Est-il utile d’envisager un contrat de cohabitation légale ou une convention de vie commune ?

Vous n’êtes pas marié ? Savez-vous qu’il vous est possible de réglementer certains aspects de votre cohabitation via un contrat de cohabitation, aussi appelé « convention de vie commune » ? Ce document n’est pas obligatoire, mais c’est recommandé. Pourquoi ?

Attention, ne le confondez pas avec la « déclaration de cohabitation légale » !

Cette déclaration consiste à déclarer auprès de l’officier de l’état civil de votre commune que vous et votre partenaire souhaitez vivre ensemble en tant que cohabitants légaux. Si vous ne signez pas un tel document, vous serez de simples « cohabitants de fait ».

Pourquoi envisager un contrat de cohabitation ?

La loi régit largement la cohabitation des couples mariés, mais il existe peu de règles quant à la cohabitation légale et à la cohabitation de fait. Cependant, en tant que partenaire cohabitant, vous prenez également certains engagements. Vous partagez des biens, des coûts, des factures et parfois même des revenus. Si les partenaires n’établissent pas de contrat de cohabitation, le sort de leurs biens sera réglé par défaut, par la loi.

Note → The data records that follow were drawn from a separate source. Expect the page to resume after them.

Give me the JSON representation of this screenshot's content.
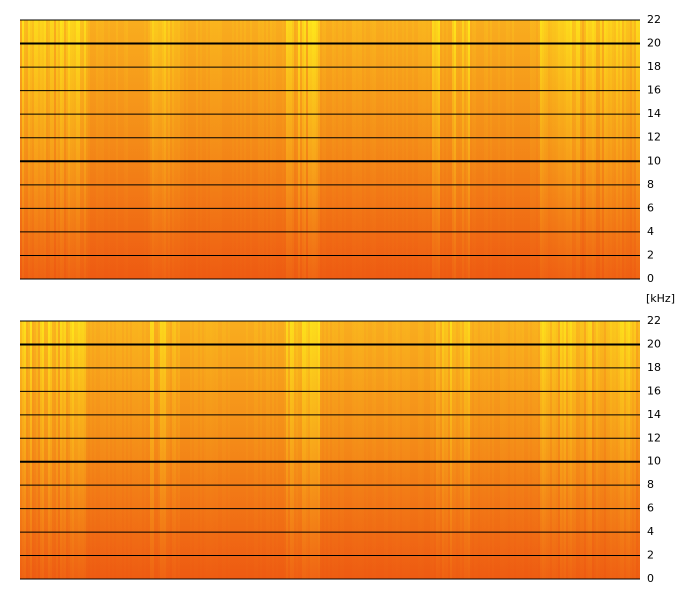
{
  "chart_data": [
    {
      "type": "spectrogram",
      "y_label": "[kHz]",
      "ylim": [
        0,
        22
      ],
      "yticks": [
        0,
        2,
        4,
        6,
        8,
        10,
        12,
        14,
        16,
        18,
        20,
        22
      ],
      "grid": true
    },
    {
      "type": "spectrogram",
      "ylim": [
        0,
        22
      ],
      "yticks": [
        0,
        2,
        4,
        6,
        8,
        10,
        12,
        14,
        16,
        18,
        20,
        22
      ],
      "grid": true
    }
  ]
}
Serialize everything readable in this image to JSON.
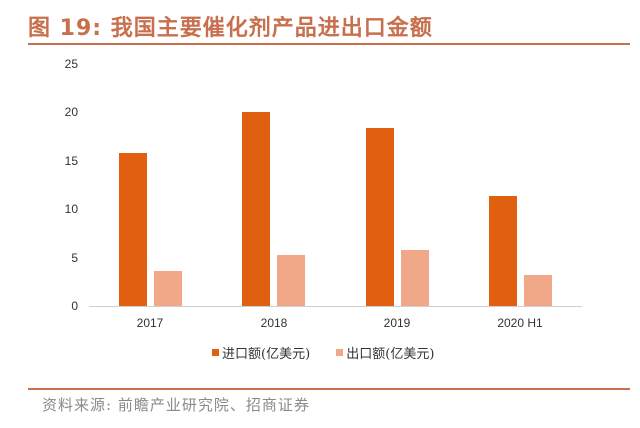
{
  "header": {
    "title": "图 19:  我国主要催化剂产品进出口金额"
  },
  "footer": {
    "source": "资料来源:  前瞻产业研究院、招商证券"
  },
  "colors": {
    "title": "#C8704E",
    "import": "#E06010",
    "export": "#F0A888",
    "axis": "#D0D0D0"
  },
  "chart_data": {
    "type": "bar",
    "title": "我国主要催化剂产品进出口金额",
    "xlabel": "",
    "ylabel": "",
    "categories": [
      "2017",
      "2018",
      "2019",
      "2020 H1"
    ],
    "series": [
      {
        "name": "进口额(亿美元)",
        "values": [
          15.8,
          20.0,
          18.3,
          11.3
        ]
      },
      {
        "name": "出口额(亿美元)",
        "values": [
          3.6,
          5.3,
          5.8,
          3.2
        ]
      }
    ],
    "ylim": [
      0,
      25
    ],
    "yticks": [
      "0",
      "5",
      "10",
      "15",
      "20",
      "25"
    ],
    "grid": false,
    "legend_position": "bottom"
  },
  "legend": {
    "items": [
      {
        "label": "进口额(亿美元)"
      },
      {
        "label": "出口额(亿美元)"
      }
    ]
  }
}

Cette solution retenue par la législation pour les cohabitants s’assimile à celle d’une séparation de biens pure et simple. Ce régime se caractérise par l’absence de patrimoine commun : chacun est propriétaire de ses biens, et chacun est responsable de ses dettes éventuelles et gère seul son patrimoine.

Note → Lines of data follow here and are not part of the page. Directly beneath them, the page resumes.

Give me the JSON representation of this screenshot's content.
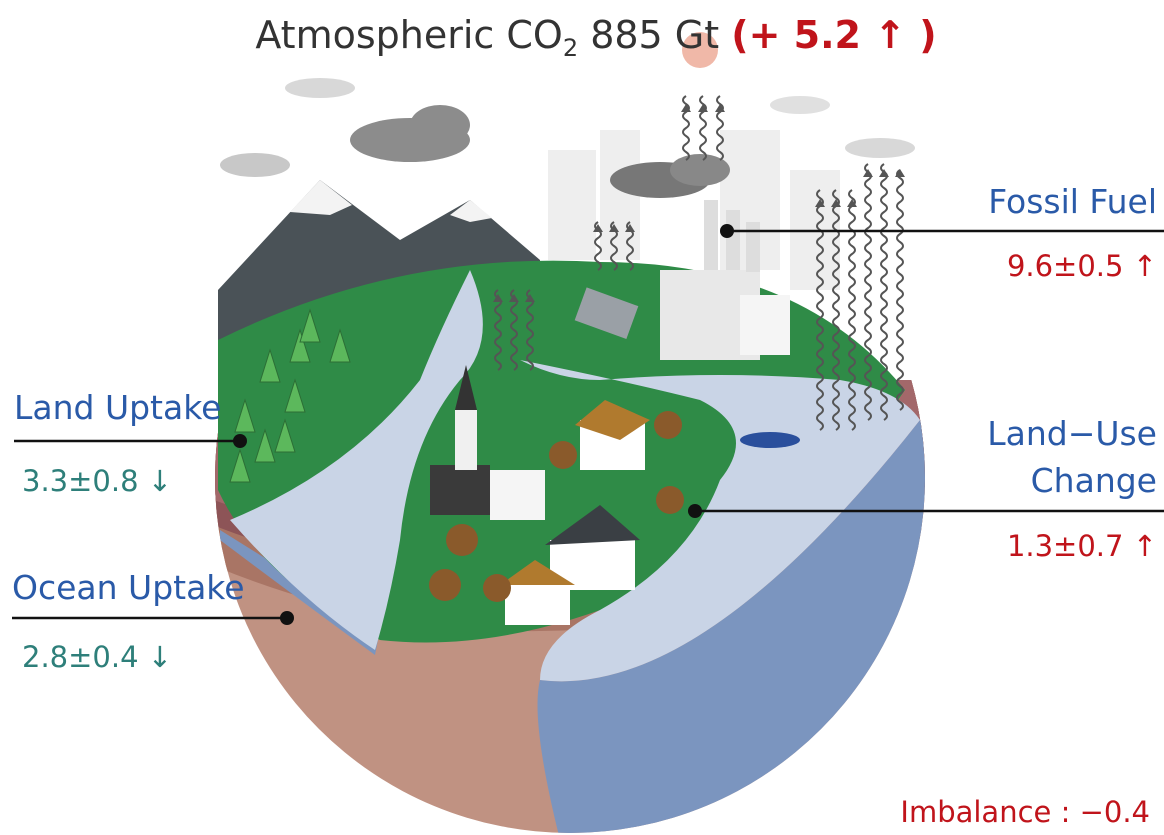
{
  "title": {
    "prefix": "Atmospheric CO",
    "subscript": "2",
    "suffix": " 885 Gt ",
    "change": "(+ 5.2 ↑ )"
  },
  "fossil_fuel": {
    "label": "Fossil Fuel",
    "value": "9.6±0.5 ↑"
  },
  "land_uptake": {
    "label": "Land Uptake",
    "value": "3.3±0.8 ↓"
  },
  "land_use_change": {
    "label": [
      "Land−Use",
      "Change"
    ],
    "value": "1.3±0.7 ↑"
  },
  "ocean_uptake": {
    "label": "Ocean Uptake",
    "value": "2.8±0.4 ↓"
  },
  "imbalance": "Imbalance : −0.4"
}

Et si cette solution ne vous convenait pas ? Rédigez alors un contrat de cohabitation légale ou une convention de vie commune. Vous pourrez alors régler certains aspects tels que :

  • les revenus et les économies : quel montant sera versé mensuellement sur le compte indivis pour payer par exemples les frais du ménage ?
  • vos biens
  • les frais du ménage : comment sont-ils calculés et que couvrent-ils exactement ?
  • etc.

Attention, il faut cependant que les clauses des contrats de vie commune ne soient pas contraires à la loi et à l’ordre public.

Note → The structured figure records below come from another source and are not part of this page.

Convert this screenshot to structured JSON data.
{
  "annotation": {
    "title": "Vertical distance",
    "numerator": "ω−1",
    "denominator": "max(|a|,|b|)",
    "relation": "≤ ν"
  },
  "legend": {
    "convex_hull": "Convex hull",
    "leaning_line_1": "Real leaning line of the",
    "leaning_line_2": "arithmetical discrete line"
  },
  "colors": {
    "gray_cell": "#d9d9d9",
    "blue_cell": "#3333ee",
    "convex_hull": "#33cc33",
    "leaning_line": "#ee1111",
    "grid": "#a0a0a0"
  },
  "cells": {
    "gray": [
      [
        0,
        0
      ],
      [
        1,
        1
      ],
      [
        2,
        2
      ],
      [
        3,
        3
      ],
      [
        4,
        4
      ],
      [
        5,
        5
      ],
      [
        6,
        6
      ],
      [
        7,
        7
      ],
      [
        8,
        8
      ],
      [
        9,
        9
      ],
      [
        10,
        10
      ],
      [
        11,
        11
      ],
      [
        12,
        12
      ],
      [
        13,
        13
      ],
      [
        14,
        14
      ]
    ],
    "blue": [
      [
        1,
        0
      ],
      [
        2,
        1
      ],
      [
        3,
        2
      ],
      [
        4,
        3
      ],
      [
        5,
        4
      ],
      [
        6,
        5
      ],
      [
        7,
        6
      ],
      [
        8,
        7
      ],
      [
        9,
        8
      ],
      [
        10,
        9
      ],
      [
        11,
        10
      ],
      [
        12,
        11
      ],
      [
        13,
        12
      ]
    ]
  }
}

Il existe en effet des mesures minimales de protection pour les cohabitants légaux, qui s’appliqueront à eux peu importe qu’ils établissent ou non un contrat de vie commune : il s’agit de protection du logement familial et de la participation financière aux charges de la vie commune notamment.

Enfin, sachez qu’un contrat de cohabitation légale devra automatiquement se faire par acte notarié afin d’être valable. Par contre, si vous rédigez une convention de vie commune en étant de simples cohabitant de fait, un acte notarié n’est pas obligatoire.